Born in Lynwood, Californiaa day like today (January 18) but from 1955American director, screenwriter and actor Kevin Costner he enjoys the success that his stellar role in the television series ‘Yellowstone’ gives him today; with everything, she has already won two Oscars and three Golden Globesamong other recognitions of different consideration, for his work.
Thus, to celebrate his birthday, we review some of his most important and demanding roles in his vast filmography, which has also given him the opportunity to play historical or mythical figures, as well as fictional beings. Also, this short list shows how some of the best directors request his services. From Superman’s father, through Robin Hood or the bodyguard of Whitney Houstonsurprise yourself with these straps:
‘The Untouchables’ (Brian De Palma, 1987)

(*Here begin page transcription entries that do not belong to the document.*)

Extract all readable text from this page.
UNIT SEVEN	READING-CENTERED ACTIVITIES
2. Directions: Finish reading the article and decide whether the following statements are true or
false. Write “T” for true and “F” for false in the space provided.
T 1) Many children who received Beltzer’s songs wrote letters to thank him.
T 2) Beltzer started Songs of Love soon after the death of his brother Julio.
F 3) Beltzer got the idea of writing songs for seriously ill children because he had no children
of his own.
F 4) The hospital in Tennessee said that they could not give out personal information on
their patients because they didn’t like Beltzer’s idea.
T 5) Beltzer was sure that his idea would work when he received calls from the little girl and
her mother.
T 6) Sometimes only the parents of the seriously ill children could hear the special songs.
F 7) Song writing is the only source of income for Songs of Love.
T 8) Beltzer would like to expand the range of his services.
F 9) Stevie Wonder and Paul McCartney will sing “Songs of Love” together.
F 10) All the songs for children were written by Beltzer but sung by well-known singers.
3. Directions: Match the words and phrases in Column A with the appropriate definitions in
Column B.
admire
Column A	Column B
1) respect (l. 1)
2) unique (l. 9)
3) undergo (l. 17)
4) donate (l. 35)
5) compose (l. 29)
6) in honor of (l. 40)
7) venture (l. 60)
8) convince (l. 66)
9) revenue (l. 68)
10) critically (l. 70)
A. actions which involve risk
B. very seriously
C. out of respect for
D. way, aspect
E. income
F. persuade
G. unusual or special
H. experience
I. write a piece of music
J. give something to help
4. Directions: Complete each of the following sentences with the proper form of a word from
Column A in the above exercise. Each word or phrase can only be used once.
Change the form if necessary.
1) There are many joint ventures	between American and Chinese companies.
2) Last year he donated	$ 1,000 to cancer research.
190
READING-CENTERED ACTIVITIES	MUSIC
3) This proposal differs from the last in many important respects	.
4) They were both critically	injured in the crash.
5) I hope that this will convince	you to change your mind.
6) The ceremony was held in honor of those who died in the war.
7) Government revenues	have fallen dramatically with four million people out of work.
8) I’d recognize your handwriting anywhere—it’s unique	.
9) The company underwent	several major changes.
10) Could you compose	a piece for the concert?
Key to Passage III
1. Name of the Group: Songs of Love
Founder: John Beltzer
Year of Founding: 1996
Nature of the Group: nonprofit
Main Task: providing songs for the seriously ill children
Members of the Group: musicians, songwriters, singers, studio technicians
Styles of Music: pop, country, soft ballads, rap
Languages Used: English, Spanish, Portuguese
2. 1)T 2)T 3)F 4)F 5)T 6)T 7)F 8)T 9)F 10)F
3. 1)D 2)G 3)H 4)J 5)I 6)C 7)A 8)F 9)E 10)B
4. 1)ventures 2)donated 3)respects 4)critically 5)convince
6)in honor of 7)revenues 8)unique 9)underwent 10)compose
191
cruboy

Here the actor personifies the policeman Eliot Nessan honest and honest judicial official from Chicago who tries to fight the corruption and the escalation of violence that the gang of the famous Al Capone (Robert De Niro) try to impose on the city. For this he forms a team in which a veteran police officer (Sean Connerywho would win an Oscar for this film) is his right-hand man, assisted by a young gendarme (Andy García) and an accountant (Charles Martin Smith).
‘Bull Durham’ (Ron Shelton, 1988)
If someone says that sports-sentimental entanglements between baseball players and an attractive journalist they form the basis of the tape, don’t quite believe it. As American as the plot is, the exploration of the character who is nearing the end of his sports career without ever having made the leap to the major leagues is phenomenal. Knowledge of baseball is not required, it takes the will to delve into the humanity of the veteran player.
‘Dances with Wolves’ (Kevin Costner, 1990)
It is the actor’s directorial debut (for which he received his Oscar) and can be considered a not-so-classic western, taking up the theme of the Indian claim. It is posed as a fable between anthropology and ecology, taken almost to the extreme of a fairy tale. But the sum of successes and errors result in an attractive work. In addition, the pseudo-romantic Lt. John Dunbar (the lead) earned him an Academy Award nomination.
‘JFK’ (Oliver Stone, 1991)
The gruesome murder of John F. Kennedy it had not been approached in this way; it would seem like a fabulación that takes tax as a pretext Jim Garrison (a superb Costner), to contravene the official version. The film is based on conjectures, but all are possible given the participation of so many historical stakeholders. Stone makes perhaps his best film aesthetically and with a magnificent cast as well.
‘A Perfect World’ (Clint Eastwood, 1993)
The character here is Butch Haynes (Kevin Costner), a habitual criminal who escapes from prison. The escape is complicated, and to continue he must take a seven-year-old boy hostage. After the initial shock, the boy manages to establish a true affective relationship with his kidnapper. Meanwhile, his pursuers, the official Red Garnett (Clint Eastwood) and criminologist Sally Gerber (Laura Dern)They do not rest in the investigation to capture him. It’s an excellent redemption story.
BONUS TRACK: ‘The Field of Dreams’ (Phil Alden Robinson, 1989)
Starring Kevin Costner (as the farmer Ray Kinsella), con Amy Madigan, James Earl Jones, Ray Liotta y Burt Lancaster (in his last movie). The film quintupled its budget at the box office and achieved three Oscar nominations; but what stands out most is his fantastic approach to a very American story in which baseball is combined with ghosts and the will not to be defeated and follow the dictates of emotion.